Do you know why this is? It’s because there are a variety of things that determine what he’s going to do next. To be specific, with other couples on the floor, he doesn’t always know where he’s going until the last second, so it would be impossible for you to go at the exact same time. If you try to guess, you’ll throw him off. That’s called anticipation. And guys don’t like it.
How can we fix this problem?
Improving your following is as simple as closing your eyes. That’s it. Now, you’re truly dependent on the leader and are more likely to follow his direction.
I learned this from an older couple who came in to take some lessons. She was an experienced dancer and had just begun dating the gentleman, who was a newbie. But, he agreed to come in with her because he wanted to become a better ballroom dancer. Besides, he knew it would make her happy.
Right away, she began doing things that weren’t helpful. For example, she was backleading, correcting him, and going wherever she wanted. After I convinced her that what she was doing wasn’t beneficial, she said, “I’ve got an idea.” And, she closed her eyes. It was like magic! She settled down and was following him, right or wrong. And, boy, were they happy.
Over the years, many of my students improved their following using this technique. You can just squeeze those ‘baby-blues’ shut or you can use a bandana, a scarf, or even a tie to cover them up. Of course, this is only for practice to get the feeling of waiting until the leader moves. This wouldn’t do in a social situation, now would it!
Movement matters if you want to become a better ballroom dancer.
3. Get those hips in gear.
True, not every dance uses hip action, but many of them do. And, that goes for you, too, men. Becoming a better ballroom dancer means not being stiff like a robot.
Here’s a simple exercise to loosen your hips. To begin, stand with your hands out in front of you at shoulder height and lean into the wall like you’re doing a wall push-up. Next, alternate bending and straightening one knee at a time, keeping your heels on the floor. As a result, you’ll notice how the hips shift from side to side.
Your hip flexibility may be very limited to start, but this is a quick way to work those babies free of their tight muscles.
Improving this step means you’ll get more dances.
4. Master the Box Step.
To quickly increase your variety of steps and dances, learn a short and simple Rumba routine to perform at Showcase or a studio party. Rumba is one of the most versatile dances. As a matter of fact, you can dance a Rumba Box Step to any kind of music. And, it’ll feel good ’cause you’re moving with the music. Boom, you’re on your way to becoming a better ballroom dancer!

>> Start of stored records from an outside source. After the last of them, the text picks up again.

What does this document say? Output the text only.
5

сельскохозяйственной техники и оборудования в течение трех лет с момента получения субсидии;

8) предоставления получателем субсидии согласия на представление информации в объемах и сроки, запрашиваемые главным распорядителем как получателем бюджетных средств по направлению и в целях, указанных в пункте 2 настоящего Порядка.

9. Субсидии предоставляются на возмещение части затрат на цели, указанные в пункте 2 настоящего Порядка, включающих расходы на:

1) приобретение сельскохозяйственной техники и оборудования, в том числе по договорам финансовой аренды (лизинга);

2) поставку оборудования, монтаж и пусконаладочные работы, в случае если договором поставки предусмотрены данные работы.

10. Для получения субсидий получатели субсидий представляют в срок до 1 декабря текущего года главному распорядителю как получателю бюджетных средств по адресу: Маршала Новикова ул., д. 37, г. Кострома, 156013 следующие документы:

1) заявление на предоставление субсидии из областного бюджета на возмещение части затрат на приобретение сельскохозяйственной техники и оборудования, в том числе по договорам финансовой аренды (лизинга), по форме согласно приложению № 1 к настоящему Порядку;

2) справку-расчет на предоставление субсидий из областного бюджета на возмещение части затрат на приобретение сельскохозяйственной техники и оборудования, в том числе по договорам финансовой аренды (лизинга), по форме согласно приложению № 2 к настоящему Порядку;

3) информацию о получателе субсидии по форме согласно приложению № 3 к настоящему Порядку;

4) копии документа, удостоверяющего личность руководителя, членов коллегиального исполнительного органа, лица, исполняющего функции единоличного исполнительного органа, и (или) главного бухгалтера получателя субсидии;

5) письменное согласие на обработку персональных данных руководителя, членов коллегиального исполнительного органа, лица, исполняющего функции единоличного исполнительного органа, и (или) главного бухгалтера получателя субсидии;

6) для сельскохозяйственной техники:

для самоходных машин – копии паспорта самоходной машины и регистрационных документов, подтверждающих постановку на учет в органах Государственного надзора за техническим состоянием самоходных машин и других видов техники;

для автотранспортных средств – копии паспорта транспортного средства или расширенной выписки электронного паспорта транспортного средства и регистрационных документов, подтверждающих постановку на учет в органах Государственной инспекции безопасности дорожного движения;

As always, practice makes perfect.
5. “Let’s Dance“
To be sure, David Bowie said it best, “Let’s dance!”
When to practice…
- Preparing meals.
- Brushing your teeth.
- Reading your emails.
- Waiting for the microwave to heat your food up.
- On the phone.
It doesn’t take a long time. Just grab a few minutes when you can and you’ll be on your way.
Where to go dancing…
Somebody already did a great post about where to dance. Oh, wait, it was me! For some suggestions on places to go dancing, please read this Dance Safari post, “You Should Be Dancing – But Where?“.
If you want to become a better ballroom dancer, there is a simple formula:
practice + MORE PRACTICE = BETTER BALLROOM DANCING!
As you can see, by stealing a few minutes here and there you’ll be painlessly improving yourself. Looking and feeling better on the dance floor will boost your confidence and have you searching for more opportunities to shake that thing. As the French say, “Vive la danse!”